Les transports scolaires sont également annulés pour toute la journée de demain.
Pour veiller à la sécurité des personnes, le préfet des Alpes-Maritimes activera le centre opérationnel départemental le vendredi 2 octobre 2020 à 7h00, chargé de coordonner les remontées d’informations des collectivités, des services météorologiques et de secours. »
Malgré toutes ces prévisions météorologiques alarmistes,malgré la connaissance par mail, dès 8h42 le vendredi 2 octobre, d’un point de situation émanant du COD (Centre Opérationnel Départemental activé par la préfecture) qui indique clairement une aggravation attendue à partir de 12h00 (Vigilance ROUGE « pluies-inondations », avec un point particulier à surveiller : le secteur de la Roya où est situé le monastère de Saorge),
L’administration locale du CMN va attendre 11h52 pour finalement demander aux agents en service de procéder à la fermeture des monuments de la circonscription des Alpes-Maritimes, à savoir : Saorge, Kérylos et Cap-Morderne (La Turbie ayant déjà été fermé dès 8h22 !), et les inviter à regagner leur domicile « en faisant preuve de la plus grande prudence ».
C’est dans ce contexte que certains de nos collègues se sont retrouvés pris au piège au moment de repartir.

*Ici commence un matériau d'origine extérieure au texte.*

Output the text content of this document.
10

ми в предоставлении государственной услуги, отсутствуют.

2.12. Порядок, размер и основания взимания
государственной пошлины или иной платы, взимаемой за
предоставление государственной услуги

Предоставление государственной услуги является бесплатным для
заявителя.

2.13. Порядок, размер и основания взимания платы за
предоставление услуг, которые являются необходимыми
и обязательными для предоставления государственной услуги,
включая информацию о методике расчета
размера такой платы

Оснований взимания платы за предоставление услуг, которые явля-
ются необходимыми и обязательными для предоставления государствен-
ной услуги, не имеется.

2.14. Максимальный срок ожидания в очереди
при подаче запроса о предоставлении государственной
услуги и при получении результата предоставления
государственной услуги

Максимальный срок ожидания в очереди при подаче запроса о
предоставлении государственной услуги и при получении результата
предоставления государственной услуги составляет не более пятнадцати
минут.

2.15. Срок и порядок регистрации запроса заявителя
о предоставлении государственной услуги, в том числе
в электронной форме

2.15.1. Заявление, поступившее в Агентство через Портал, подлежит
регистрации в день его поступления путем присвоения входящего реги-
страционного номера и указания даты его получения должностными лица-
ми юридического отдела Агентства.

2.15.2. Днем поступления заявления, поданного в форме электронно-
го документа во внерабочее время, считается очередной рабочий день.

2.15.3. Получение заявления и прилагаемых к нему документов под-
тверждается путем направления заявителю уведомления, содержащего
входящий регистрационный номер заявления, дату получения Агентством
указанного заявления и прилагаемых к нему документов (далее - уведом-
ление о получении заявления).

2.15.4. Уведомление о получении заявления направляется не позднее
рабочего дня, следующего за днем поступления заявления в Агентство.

Notamment une agente du monastère de Saorge, dont le retour à son domicile était devenu impossible, a été contrainte de passer la nuit dans le monument, en laissant seuls chez elle ses deux enfants adolescents, sans eau ni électricité, bloqués à l’étage de leur immeuble du fait de la montée rapide des eaux.
CELA AURAIT-IL PU ÊTRE ÉVITÉ ?
Un dialogue social sinistré par la direction de l’établissement
Le secrétaire du CHSCT Central et le secrétaire du CHSCT Grand-Sud ont saisi, le jeudi 8 octobre, la direction de l’établissement afin qu’un CHSCT exceptionnel, dédié à la tempête Alex et à ses conséquences pour les monuments et les équipes de la circonscription des Alpes-Maritimes, soit convoqué dans les meilleurs délais.

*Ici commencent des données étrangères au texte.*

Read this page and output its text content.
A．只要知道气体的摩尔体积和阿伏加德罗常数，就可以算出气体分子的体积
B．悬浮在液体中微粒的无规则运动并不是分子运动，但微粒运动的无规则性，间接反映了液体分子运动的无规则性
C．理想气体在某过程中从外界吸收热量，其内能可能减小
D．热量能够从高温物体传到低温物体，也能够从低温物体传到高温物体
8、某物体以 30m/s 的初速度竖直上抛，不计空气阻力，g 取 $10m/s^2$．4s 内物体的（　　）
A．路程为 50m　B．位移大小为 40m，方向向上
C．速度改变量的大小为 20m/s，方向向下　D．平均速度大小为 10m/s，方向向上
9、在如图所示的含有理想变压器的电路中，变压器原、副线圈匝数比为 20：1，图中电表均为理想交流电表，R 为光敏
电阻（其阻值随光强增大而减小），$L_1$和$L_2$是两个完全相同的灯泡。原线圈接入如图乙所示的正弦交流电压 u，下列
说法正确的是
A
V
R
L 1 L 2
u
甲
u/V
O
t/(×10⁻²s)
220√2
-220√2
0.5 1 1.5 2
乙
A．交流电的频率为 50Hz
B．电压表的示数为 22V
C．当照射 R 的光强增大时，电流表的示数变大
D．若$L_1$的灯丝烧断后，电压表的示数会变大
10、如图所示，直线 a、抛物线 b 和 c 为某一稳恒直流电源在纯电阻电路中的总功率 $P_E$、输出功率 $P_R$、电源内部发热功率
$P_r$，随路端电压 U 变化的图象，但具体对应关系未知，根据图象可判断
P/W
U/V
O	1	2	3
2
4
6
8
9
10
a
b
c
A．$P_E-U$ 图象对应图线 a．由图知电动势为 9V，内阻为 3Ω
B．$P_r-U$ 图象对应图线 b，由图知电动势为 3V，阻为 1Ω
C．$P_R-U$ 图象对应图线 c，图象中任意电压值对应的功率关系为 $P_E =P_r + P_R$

De nombreuses questions attendaient des réponses précises :
- Pourquoi l’administration a-t-elle décidé de maintenir les monuments ouverts ce matin-là, malgré les annonces par Météo France, relayées par les autorités préfectorales la veille, d’un phénomène météorologique de forte intensité? Le principe de précaution ne prévalait-il pas ?
- Pourquoi avoir attendu la toute fin de matinée pour procéder à la fermeture des monuments, malgré l’annonce des autorités préfectorales diffusée dès 7h15 prévoyant une forte dégradation de la situation à partir de midi (passage au niveau Vigilance ROUGE) ?
- Pourquoi les agents ont-ils été contactés seulement par mail pour leur demander de quitter les lieux, sans par ailleurs s’assurer de la réception effective et dans les temps du message ?
- Comment une agente a-t-elle pu se retrouver à devoir passer la nuit sur place dans le monument sans que personne ne soit au courant ?
- Pourquoi le siège a-t-il mis quasiment une semaine à réagir avant de contacter les agents du monastère de Saorge pour savoir s’ils avaient besoin d’un soutien ?
- Les procédures à mettre en place en cas de Vigilance ROUGE, qui avaient été consignées dans une note de la DRH du 5 mars 2013, ont-elles été respectées?
- Y a-t-il eu des dysfonctionnements, un manque d’anticipation et de réactivité ?
Face à la détermination des représentants du personnel à vouloir aborder le sujet à l’occasion d’un CHSCT qui lui soit exclusivement consacré, la direction de l’établissement a consenti à programmer une séance le 16 octobre.
Le moins que l’on puisse dire c’est que la gestion de cette situation et de la réunion du CHSCT fut loin d’être exemplaire.
Pas vraiment exemplaire dans l’attitude de la direction qui face à l’émotion compréhensible des agents et des représentants du personnel passa son temps à pinailler sur la chronologie des alertes préfectorales pour évacuer toute responsabilité de la part de son représentant local.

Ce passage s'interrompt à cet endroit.